Reuters a interrogé 25 policiers afro-américains, dont 15 à la retraite et 10 en service.
L’agence Reuters a mené une enquête auprès d’Afro-Américains faisant ou ayant fait partie du NYPD. Ils témoignent de leurs expériences de l’autre côté de la barrière, lorsqu’ils se trouvent en civil.
Aux Etats-Unis, la crainte des contrôles au faciès par des policiers blancs n’épargne pas leurs collègues noirs lorsqu’ils sont hors service et en civil, et il est compliqué pour eux de se plaindre ensuite, révèle une enquête menée par l’agence de presse Reuters auprès de policiers new-yorkais.
L’article de Reuters survient dans le contexte de colère qui a saisi la communauté noire de New York après la mort d’Eric Garner en juillet et la décision début décembre de ne pas poursuivre le policier qui l’avait saisi au cou – un geste interdit – provoquant son décès par asphyxie.
Les clivages entre la police de New York et la population se sont encore aggravés la semaine dernière lorsque deux agents ont été abattus dans leur véhicule par un délinquant disant vouloir venger les victimes de violences policières.
Reuters a interrogé 25 policiers afro-américains, dont 15 à la retraite et 10 en service. «Tous sauf un ont déclaré avoir été victimes, lorsqu’ils étaient hors service et en civil, de contrôles au faciès, c’est-à-dire la pratique consistant pour un policier à se baser sur l’appartenance ethnique d’une personne pour la soupçonner d’avoir commis un acte répréhensible», écrit Reuters.
Parmi les faits subis dans ces circonstances, les témoins ont énuméré, selon l’agence de presse : «être arrêté en voiture sans raison, se faire plaquer la tête sur le capot du véhicule, se faire braquer un pistolet au visage, être jeté dans un fourgon de police et subir une fouille lorsqu’on est en train de faire des courses».
90% des Noirs arrêtés finalement innocentés
Bernard Parks, ancien chef de la police de Los Angeles et lui-même noir, nuance ces témoignages. «Dire que ce phénomène existe, ça fait un bon titre, mais je ne pense pas qu’on puisse l’affirmer sans détailler les circonstances dans lesquelles ils ont été arrêtés», explique-t-il.
«Si vous voulez connaître les raisons essentielles qui font que certaines catégories de personnes sont arrêtées plus souvent que d’autres, il suffit de consulter les rapports de police sur les crimes signalés et de voir quels groupes ethniques reviennent le plus dans les listes de suspects.

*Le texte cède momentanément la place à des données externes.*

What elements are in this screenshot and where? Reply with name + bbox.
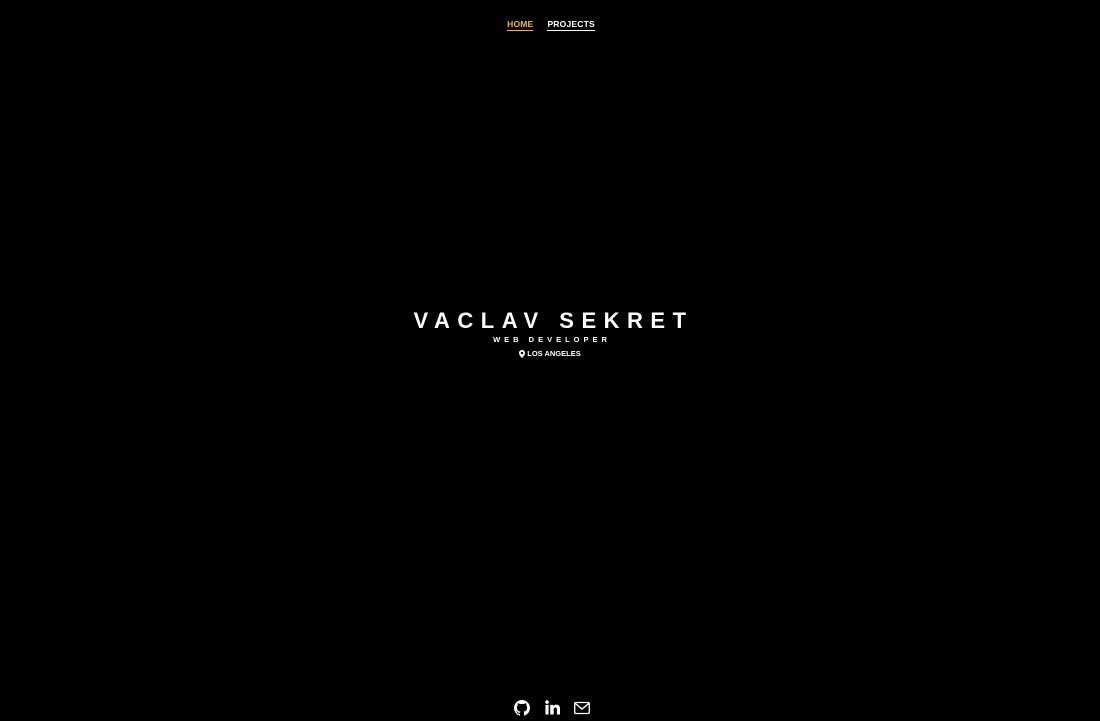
map-pin-icon xyxy=(519,350,526,358)
page: HOME PROJECTS VACLAV SEKRET WEB DEVELOPE… xyxy=(0,0,1100,721)
nav-item-home[interactable]: HOME xyxy=(507,19,534,31)
hero-location-label: LOS ANGELES xyxy=(527,349,581,358)
nav-item-projects[interactable]: PROJECTS xyxy=(547,19,595,31)
github-icon[interactable] xyxy=(514,699,530,716)
top-nav: HOME PROJECTS xyxy=(0,19,1100,31)
hero-role: WEB DEVELOPER xyxy=(493,335,611,344)
hero-location: LOS ANGELES xyxy=(519,349,581,359)
social-links xyxy=(0,699,1100,716)
linkedin-icon[interactable] xyxy=(544,699,560,716)
hero: VACLAV SEKRET WEB DEVELOPER LOS ANGELES xyxy=(0,308,1100,363)
mail-icon[interactable] xyxy=(574,699,590,716)
hero-name: VACLAV SEKRET xyxy=(413,308,694,333)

Ce sont les données sur lesquelles se basent les policiers», déclare-t-il à Reuters.
L’agence précise que «les Noirs représentaient 73% des auteurs de coups de feu à New York en 2011, pour 23% de la population».
Mais la situation n’est pas si simple, selon des universitaires, qui soulignent que les statistiques sont faussées par le fait que la police se concentre de façon disproportionnée sur les quartiers à majorité noire, et que 90% des Noirs arrêtés en tant que suspects sont finalement innocentés.
Autre fait souligné par Reuters : l’ensemble des policiers et anciens policiers interrogés et ayant subi des contrôles au faciès disent que cela a été le fait de collègues blancs. Un tiers d’entre eux s’est ensuite plaint auprès d’un supérieur, mais parmi ceux l’ayant fait, tous sauf un ont témoigné que leur plainte avait été rejetée, ou qu’ils avaient ensuite subi des brimades administratives. Eric Adams, un ancien officier du NYPD (la police de New York) aujourd’hui chef de l’exécutif du district de Brooklyn, affirme avoir été stigmatisé et brimé au cours de ses vingt-deux ans de carrière pour avoir dénoncé les contrôles au faciès et les violences policières.
En fait, «il n’y a pas vraiment de procédure pour signaler des abus», déplore-t-il, et la police des polices finit généralement, lorsqu’elle est saisie, par divulguer l’identité des plaignants.